Amour Amour (Aerial Ethereal #1)(66)



My heart sinks. I think I’ve known this all along about Timo. I just hoped it wasn’t true.

He reaches for his wine. “I’d take him out of Vegas if I thought it’d help, but he was this way in New York.” He takes a larger swig of his drink.

No holding back, I reach out and place my hand on his, beside my knife and fork.

He doesn’t seem too surprised, and I wonder if he was waiting for me to do it. He traces the lines in my palm, his eyes flitting to mine, a smile behind them. It warms my soul.

He says a few words in deep Russian, and he even kisses my fingers.

“What’d you say?” I ask with a growing smile, one I can’t suppress now. The pull between us is mellow, but hot, like magma that slowly rolls down volcanic rock.

“I said, you’re very beautiful.”

He could have his pick of any girl in Vegas. It’s hard to believe he’d fall for me. “What do you see when you look at me?” I ask in a whisper.

He’s quiet for a moment, soaking in my features.

And his expression only floods with more and more intensity, the kind that says I am attracted to you on many, many levels. It shallows my breath.

“I can’t describe my demon,” he tells me with rising lips. “I just feel her.”

I scowl. “And I’d say you avoided the question, but I think I can read you now.”

“You can?” His brows rise in surprise. “What am I thinking then?”

His penetrating eyes descend to my lips, to my collarbones, to my breasts, creating a sweltering trail. All the way until the table blocks the rest of my frame.

My eyes widen. You want to fuck me.

It’s clearly the answer, but I struggle to say it out loud. I open my mouth, close it, open it, close it.

He smiles into his sip of wine, knowing the effect he has on me and possibly every girl he’s ever encountered.

“And now?” he asks, setting down his drink and looking at me with the most sincerity, the most genuine sentiments, traversing into me, like a gunshot that propels clean through.

I can’t put words to that expression. “I don’t know,” I say softly.

“I admire you.”

“That’s funny,” I say, “because I admire you.”

He tries to hide a smile. “Why is that?”

“You raised your siblings. You realize that, right?”

He lets out a short laugh. “Not well enough.”

I frown and shake my head. The waiter comes around and takes our orders. A salmon dish for me, and chicken for him.

“You’re wrong,” I tell him, the flames creating shadows over his strong features in the dark. He looks like a devil dressed in black at first sight, but coming to know him, he’s the god that everyone describes. “Katya is sweet and friendly.” I think about his brother, the one who offered me mints and stole Skittles for his little sister. “Luka is generous and kind.” And Timo—magnetic. There are no just words to define him. I smile, staring off. “And Timo is…captivating, more full of life than anyone I’ve ever met.”

When I look up at Nikolai, his brows are furrowed, overwhelmed. He combs his fingers through his hair, turning his head as he processes my words.

He lets out another short laugh, this time in disbelief. “When people first meet my siblings, they see the worst in them.” Lines crease his forehead. “Katya is too na?ve. Luka is too irresponsible. And Timo is…” He shakes his head. “Timo is chaos.”

“That’s rude,” I state.

He laughs into a bigger smile. “Where did you come from?”

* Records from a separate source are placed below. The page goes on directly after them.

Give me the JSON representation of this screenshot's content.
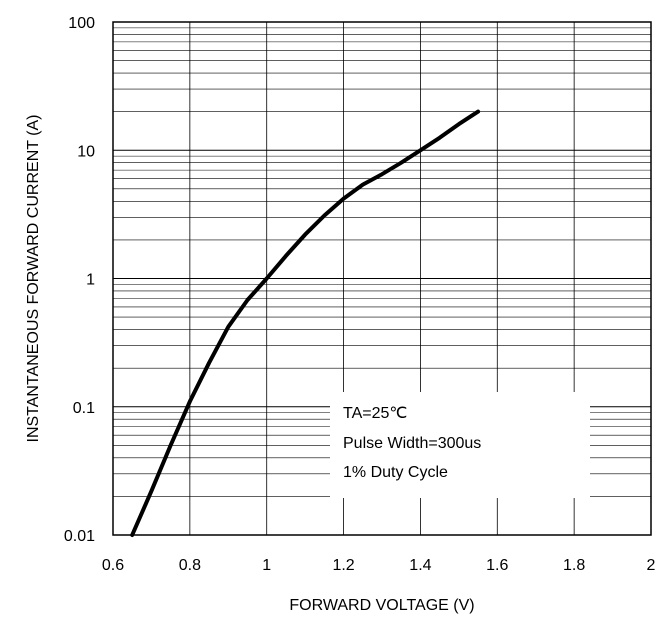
{
  "chart_data": {
    "type": "line",
    "title": "",
    "xlabel": "FORWARD VOLTAGE (V)",
    "ylabel": "INSTANTANEOUS FORWARD CURRENT (A)",
    "xlim": [
      0.6,
      2
    ],
    "ylim": [
      0.01,
      100
    ],
    "yscale": "log",
    "grid": true,
    "x_ticks": [
      "0.6",
      "0.8",
      "1",
      "1.2",
      "1.4",
      "1.6",
      "1.8",
      "2"
    ],
    "y_ticks": [
      "0.01",
      "0.1",
      "1",
      "10",
      "100"
    ],
    "series": [
      {
        "color": "#000000",
        "x": [
          0.65,
          0.7,
          0.75,
          0.8,
          0.85,
          0.9,
          0.95,
          1.0,
          1.05,
          1.1,
          1.15,
          1.2,
          1.25,
          1.3,
          1.35,
          1.4,
          1.45,
          1.5,
          1.55
        ],
        "y": [
          0.01,
          0.022,
          0.05,
          0.11,
          0.22,
          0.42,
          0.68,
          1.0,
          1.5,
          2.2,
          3.1,
          4.2,
          5.4,
          6.5,
          8.0,
          10.0,
          12.5,
          16.0,
          20.0
        ]
      }
    ],
    "annotations": [
      "TA=25℃",
      "Pulse Width=300us",
      "1% Duty Cycle"
    ],
    "legend": "bottom-right"
  }
}
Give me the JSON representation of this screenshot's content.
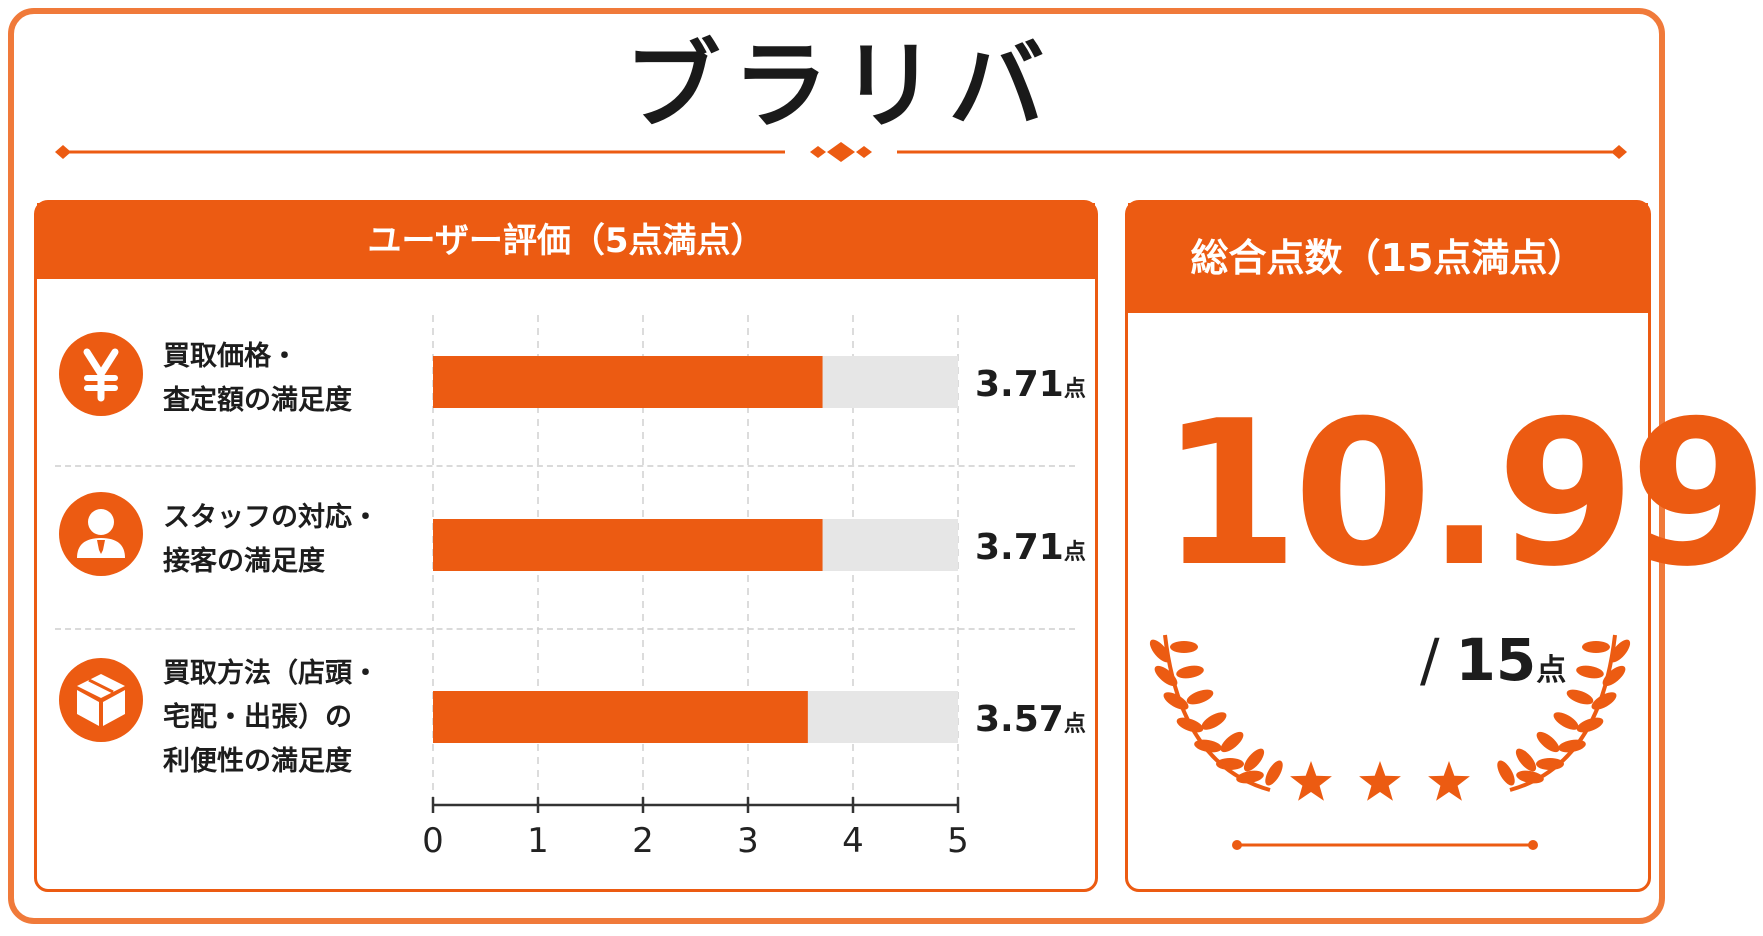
{
  "title": "ブラリバ",
  "left_panel": {
    "header": "ユーザー評価（5点満点）"
  },
  "right_panel": {
    "header": "総合点数（15点満点）",
    "score": "10.99",
    "out_of_slash": "/",
    "out_of_value": "15",
    "out_of_unit": "点",
    "stars": 3
  },
  "colors": {
    "accent": "#ec5b12",
    "border": "#f07a3a",
    "track": "#e6e6e6"
  },
  "icons": [
    "yen-icon",
    "person-icon",
    "package-icon"
  ],
  "chart_data": {
    "type": "bar",
    "orientation": "horizontal",
    "categories": [
      "買取価格・\n査定額の満足度",
      "スタッフの対応・\n接客の満足度",
      "買取方法（店頭・\n宅配・出張）の\n利便性の満足度"
    ],
    "values": [
      3.71,
      3.71,
      3.57
    ],
    "value_labels": [
      "3.71",
      "3.71",
      "3.57"
    ],
    "value_unit": "点",
    "xlim": [
      0,
      5
    ],
    "xticks": [
      "0",
      "1",
      "2",
      "3",
      "4",
      "5"
    ],
    "grid": true
  }
}
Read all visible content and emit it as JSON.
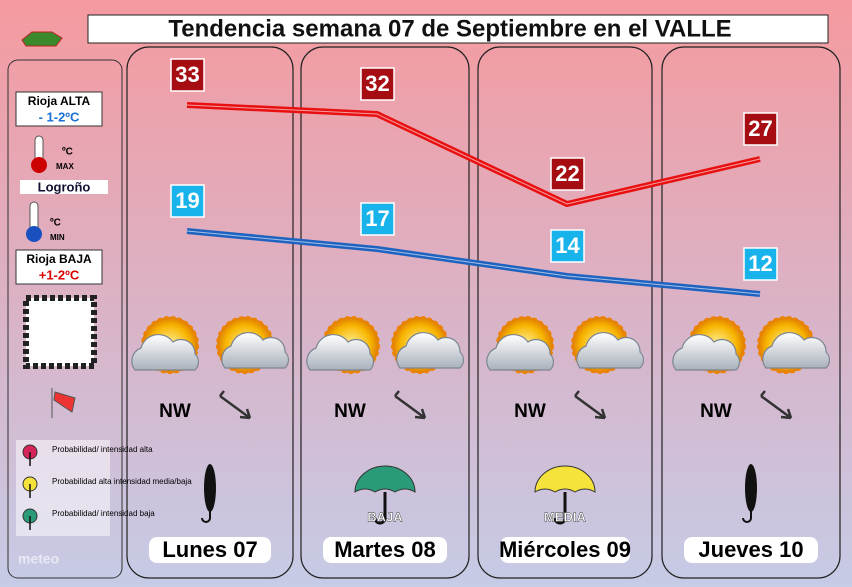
{
  "title": "Tendencia semana 07 de Septiembre en el VALLE",
  "side": {
    "alta_label": "Rioja ALTA",
    "alta_delta": "- 1-2ºC",
    "max_unit": "ºC",
    "max_tag": "MAX",
    "city": "Logroño",
    "min_unit": "ºC",
    "min_tag": "MIN",
    "baja_label": "Rioja BAJA",
    "baja_delta": "+1-2ºC",
    "rain_legend": [
      "Probabilidad/ intensidad alta",
      "Probabilidad alta intensidad media/baja",
      "Probabilidad/ intensidad baja"
    ]
  },
  "days": [
    {
      "name": "Lunes 07",
      "max": 33,
      "min": 19,
      "wind": "NW"
    },
    {
      "name": "Martes 08",
      "max": 32,
      "min": 17,
      "wind": "NW",
      "rain": "BAJA"
    },
    {
      "name": "Miércoles 09",
      "max": 22,
      "min": 14,
      "wind": "NW",
      "rain": "MEDIA"
    },
    {
      "name": "Jueves 10",
      "max": 27,
      "min": 12,
      "wind": "NW"
    }
  ]
}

“I think the same thing about you, you know.” He’s given me so much in a short amount of time. Determination, motivation. I am overflowing with better, brighter sentiments.

“According to you, I came from hell.” There is light behind his gunmetal eyes.

Technically that was John, but that thought has definitely impacted me. I struggle for a response. He’s distracting. Everything about him—his unshaven jaw, his soul-bearing gaze, his masculinity. I can’t concentrate, even if I was good at bantering.

I mutter, “Demons are from hell.” It sounds lame.

“Thank God for that.”

Maybe I’m not so bad at this. I stir my straw, the ice cubes melting. There are so many mysteries to him still. Stones left unturned. “Can I ask you something personal?” I wonder.

He stays relaxed. “Sure.”

“What happened with your family?” I pause to clarify. “I mean, your parents and other brothers are at Noctis, but it’s a new show. You said you haven’t seen them for six years, so…”

He lets go of my hand on the table, and I almost regret bringing it up. He sighs heavily like the past bears down on him, a weighted pressure that I can’t even begin to understand.

“I’m sorry, you don’t have to—”

“No, I can,” he interjects. He rubs his jaw in thought, of how to start. He must not explain this often. “When I grew up, we were traveling with Nova Vega and then Celeste mostly in North America. All together. It’d been that way until my parents were recruited for Somnio, to oversee the Russian swing. It would go on a five-year tour, through Asia, Europe and South America.”